Advertisement

Impeachment Drama Act III: Treaty Vote

Share
Ross K. Baker is a professor of political science at Rutgers University

The final act of the Clinton impeachment drama was played out on the floor of the U.S. Senate on Wednesday night as the Comprehensive Test Ban Treaty went down to defeat by a 51-48 vote (67, or two-thirds, votes were needed). While no clause of the treaty said anything about obstruction of justice or lying to a grand jury, the pentimento of the two articles of impeachment voted against Bill Clinton could be discerned behind the fine print of the treaty. The legacy of distrust between the senators, Republican and Democratic alike, and the Clinton White House was as much the cause of the defeat of the treaty as the pact’s technical shortcomings.

From the time that GOP Majority Leader Trent Lott of Mississippi snookered the White House and his Democratic colleagues by calling for a quick vote on the very treaty they had been unsuccessfully urging for more than a year, the choice for most senators was between ratifying a treaty that even its backers conceded was imperfect or voting it down and thereby humiliating the president and embarrassing the country. Even some senators who would gleefully have forced the president to drink the cup of humiliation to its very dregs were reluctant to damage the nation’s standing in the eyes of the world.

The device that was settled on by a group of Senate moderates of both parties, including New York Democrat Daniel Patrick Moynihan and Virginia Republican John Warner, was to postpone consideration of the treaty until after the 2000 general election by sending it back to the Foreign Relations Committee for further study. That was supposed to pull the fangs from the pact as a political issue.

Advertisement

However, an agreement to postpone a vote, according to the Senate’s arcane rules, would have required the assent of all 100 senators. It is possible that no concession would have satisfied such intransigent treaty opponents as Foreign Relations Committee Chairman Jesse Helms of North Carolina or Oklahoma Republican James Inhofe, but it is at least possible that some kind of agreement that averted an immediate vote and certain defeat for the treaty might have been reached.

What was required by treaty opponents was a pair of pledges that the deferral of the treaty would not be used as a cudgel against the GOP in the 2000 election. These pledges would be exacted from the Democratic floor leader in the Senate, Tom Daschle of South Dakota, who would agree not to attempt to reintroduce the treaty, and from President Clinton, who would be required to request, in writing, that the treaty be withdrawn from immediate consideration. Both Daschle and Clinton complied.

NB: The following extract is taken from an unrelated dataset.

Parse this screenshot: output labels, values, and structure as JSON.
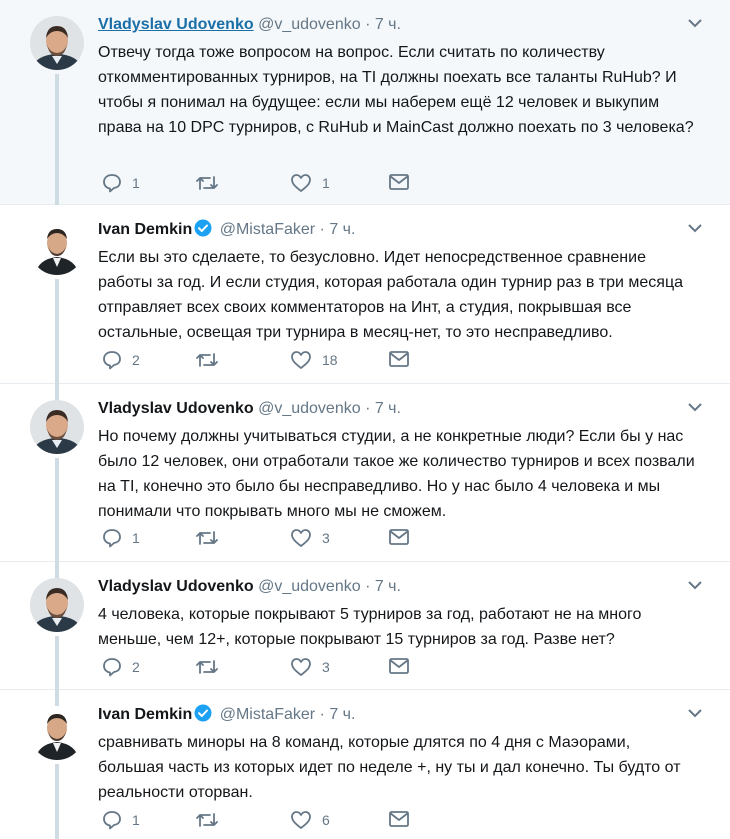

Fearing, perhaps, that even a statement by Clinton that it was he who had requested that the treaty be temporarily pulled would not insulate them from a damaging charge by the president that he had been the victim of Republican extortion, GOP hard-liners pressed for a kind of oath written in blood, that the president would not call for ratification during the election season. This the White House refused to do.

The idea that a group of U.S. senators would attempt to force the president to seal his lips like some small-time gangster seems ludicrous, until you realize that a fair number of senators consider Clinton a slippery and perfidious fast-shuffle artist who disgraced his office, who should have been removed last February and who could not be trusted to keep his word.

The depth of antipathy among Senate Republicans toward Clinton, however, is not restricted to just a small group of extremists. If that were the case, many more Republicans might have crossed over to support ratification. And their steadfastness in opposition was not simply a gesture of obedience to party leaders. For just as personal animosity poisoned the relationship between President Woodrow Wilson and Republican leader Henry Cabot Lodge at the time the Versailles Treaty was submitted to the Senate in 1919, there was throughout the current test-ban debate the stench of old scores being settled. Having known from the very outset of the Senate impeachment trial that Clinton would evade expulsion from office, many Republican senators decided to lie in wait and ambush him on a vote that was of great personal importance to him and to the achievement of his often-expressed goal to leave behind a legacy of accomplishment.

In the recrimination that began even before the Senate voted, White House aides ungenerously pointed an accusing finger at Senate Democrats for dropping the ball on the treaty. Such charges might even set a few Democratic senators wondering about the man they worked so hard to preserve in office.